Another place I haven’t been to, but I would love to go is no other than haunted Madagascar. Haunted? Oh yes, probably one of the most haunted places in the world. My uncle Jose “Joe” Causing, a former Merchant Marine has been to Madagascar, it was a two day stopover. What Uncle Joe says about Madagascar: “Madagascar is a very beautiful place. The flora is breathtaking. The island is one of the largest islands in the world, it covers 226,917 square miles. There is all kinds of animal life, there are lemurs, chameleons, weevils and the Malagasy giant rat. When I came across this rat, I thought it was a kangaroo. It’s not a scary looking sewer rat, it’s actually kind of cute. Now, back to your original question. Is Madagascar haunted? During the 33 year rule of Queen Ranavalona, she slaughtered a bunch of Christians, political rivals and some neighboring kingdoms. She was a cruel tyrant. She poisoned many of her rivals or had her rivals thrown into a large ravine where they would die a slow death. An estimated 2.5 million people died during her 33 year reign, so if you are asking me if Madagascar is haunted, I would have to say “yes”. Did I see anything paranormal during my stay there? I did not witness anything out of the ordinary.”
After receiving this information from my uncle, I had to do some researching on my own. What I love about social media is that you can make contacts with anyone anywhere around the world. I have 3 Facebook profiles, 2 of them are practically maxed out with 5000 friends and the other one is up to 1,500 friends. With these many friends, you can obtain a large amount of information quickly. One of my Facebook friends, I will simply call by his first name “Tony” says that when he went on vacation with his mother to Madagascar, they stayed at the Relais des Plateaux hotel. On one particular night, his mother woke up in a cold sweat and screaming at the top of her lungs. Tony asked his mother what was wrong and she claimed that she saw a pirate looking man walk through the wall of her hotel room brandishing a large knife. This pirate had solid black eyes, a pirate type of hat (red in color), raggedy clothes and a mangled beard. This pirate acted like he was going to kill my mother. When my mother screamed the pirate vanished. My mother woke me up from her screaming. When I woke up a chair in the room toppled over violently, but I did not see the pirate. Special Note: When looking into Tony’s story, I discovered that there was indeed pirates in Madagascar. The pirate that got the most attention in Madagascar was the 17th century pirate Captain James Misson. The pirate that was the most famous on this island was no other than Captain Kidd.
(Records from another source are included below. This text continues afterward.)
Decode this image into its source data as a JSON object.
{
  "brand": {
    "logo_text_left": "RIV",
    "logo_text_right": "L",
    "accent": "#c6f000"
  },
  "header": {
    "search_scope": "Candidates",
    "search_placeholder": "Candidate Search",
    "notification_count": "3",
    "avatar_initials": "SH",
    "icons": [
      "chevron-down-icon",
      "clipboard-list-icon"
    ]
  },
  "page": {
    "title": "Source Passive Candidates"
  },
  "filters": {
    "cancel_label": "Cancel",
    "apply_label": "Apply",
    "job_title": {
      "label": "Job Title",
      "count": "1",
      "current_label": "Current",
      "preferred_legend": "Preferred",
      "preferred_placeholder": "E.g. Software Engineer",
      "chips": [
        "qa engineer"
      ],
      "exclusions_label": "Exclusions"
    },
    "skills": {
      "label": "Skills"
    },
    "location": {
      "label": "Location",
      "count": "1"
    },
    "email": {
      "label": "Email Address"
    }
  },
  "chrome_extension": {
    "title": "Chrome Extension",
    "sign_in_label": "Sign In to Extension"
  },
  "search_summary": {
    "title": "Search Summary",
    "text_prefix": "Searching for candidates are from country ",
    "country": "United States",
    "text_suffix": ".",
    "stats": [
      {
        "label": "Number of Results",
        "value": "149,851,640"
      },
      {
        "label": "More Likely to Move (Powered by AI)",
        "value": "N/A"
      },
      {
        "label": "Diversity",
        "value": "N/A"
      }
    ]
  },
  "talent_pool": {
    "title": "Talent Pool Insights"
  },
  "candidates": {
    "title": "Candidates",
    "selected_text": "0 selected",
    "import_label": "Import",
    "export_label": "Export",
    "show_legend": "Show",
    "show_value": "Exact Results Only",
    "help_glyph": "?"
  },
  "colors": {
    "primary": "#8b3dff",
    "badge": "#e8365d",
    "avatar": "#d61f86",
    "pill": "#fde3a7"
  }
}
ENTITY IDENTIFIED: RELAIS DES PLATEAUX PIRATE
A Portugal ghost hunting group called F.O. (Fantasma Observador) stated that when investigating the haunts of Madagascar, they came upon 3 men who were naked and writhing on the ground. When they saw these 3 men, they thought they were real men. They noticed that the men were holding their stomachs and there was moaning noises coming out of one of the men’s mouths. They were shocked when the 3 men vanished before their eyes. What F.O. witnessed were ghosts of 3 men dying. What could they have been dying from? F.O. says they were most likely dying of poison. ENTITIES IDENTIFIED: THE 3 POISONED MEN.
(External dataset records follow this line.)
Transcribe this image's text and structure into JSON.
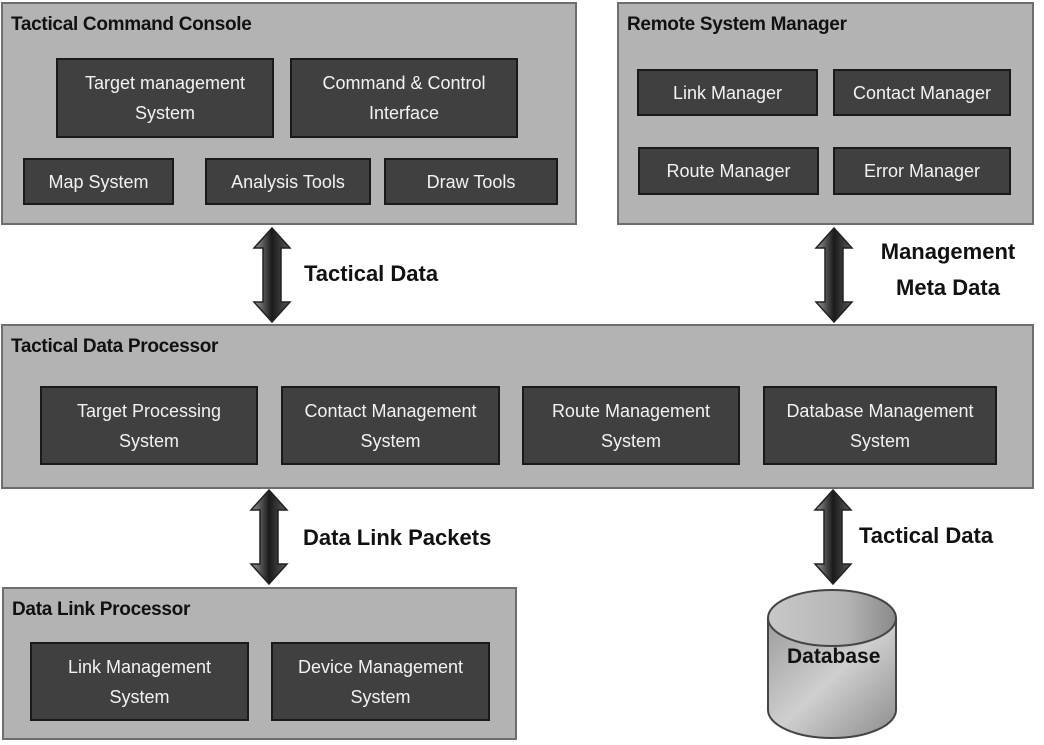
{
  "panels": {
    "tcc": {
      "title": "Tactical Command Console",
      "modules": [
        {
          "line1": "Target management",
          "line2": "System"
        },
        {
          "line1": "Command & Control",
          "line2": "Interface"
        },
        {
          "line1": "Map System",
          "line2": ""
        },
        {
          "line1": "Analysis Tools",
          "line2": ""
        },
        {
          "line1": "Draw Tools",
          "line2": ""
        }
      ]
    },
    "rsm": {
      "title": "Remote System Manager",
      "modules": [
        {
          "line1": "Link Manager"
        },
        {
          "line1": "Contact Manager"
        },
        {
          "line1": "Route Manager"
        },
        {
          "line1": "Error Manager"
        }
      ]
    },
    "tdp": {
      "title": "Tactical Data Processor",
      "modules": [
        {
          "line1": "Target Processing",
          "line2": "System"
        },
        {
          "line1": "Contact Management",
          "line2": "System"
        },
        {
          "line1": "Route Management",
          "line2": "System"
        },
        {
          "line1": "Database Management",
          "line2": "System"
        }
      ]
    },
    "dlp": {
      "title": "Data Link Processor",
      "modules": [
        {
          "line1": "Link Management",
          "line2": "System"
        },
        {
          "line1": "Device Management",
          "line2": "System"
        }
      ]
    }
  },
  "flows": {
    "tcc_tdp": {
      "line1": "Tactical Data"
    },
    "rsm_tdp": {
      "line1": "Management",
      "line2": "Meta Data"
    },
    "tdp_dlp": {
      "line1": "Data Link Packets"
    },
    "tdp_db": {
      "line1": "Tactical Data"
    }
  },
  "database": {
    "label": "Database"
  },
  "colors": {
    "panel_fill": "#b3b3b3",
    "panel_border": "#6e6e6e",
    "module_fill": "#404040",
    "module_text": "#f2f2f2"
  }
}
HOW DID THE POISONING ORIGINATE?
During Queen Ranavalona’s reign (1828–61), she would subject her rivals with the Tangena Ordeal. The Tangena Ordeal began in the 1600s. The queen loved the use of the Tangena Ordeal and became a prolific user of this method of torture and murder. What occurs is that they will extract the poison from the nut of the Tangena shrub and give it to Ranavalona’s rivals. The poison will disrupt the channels to your heart and most of the times will stop the heart. Ranavalona believed if the victim died, they were guilty, if they survived they were telling the truth. With so many people dying from the Tangena Ordeal, death resonated on this large island. Death was everywhere and if there is death everywhere, there are hauntings everywhere. It’s the natural order of things.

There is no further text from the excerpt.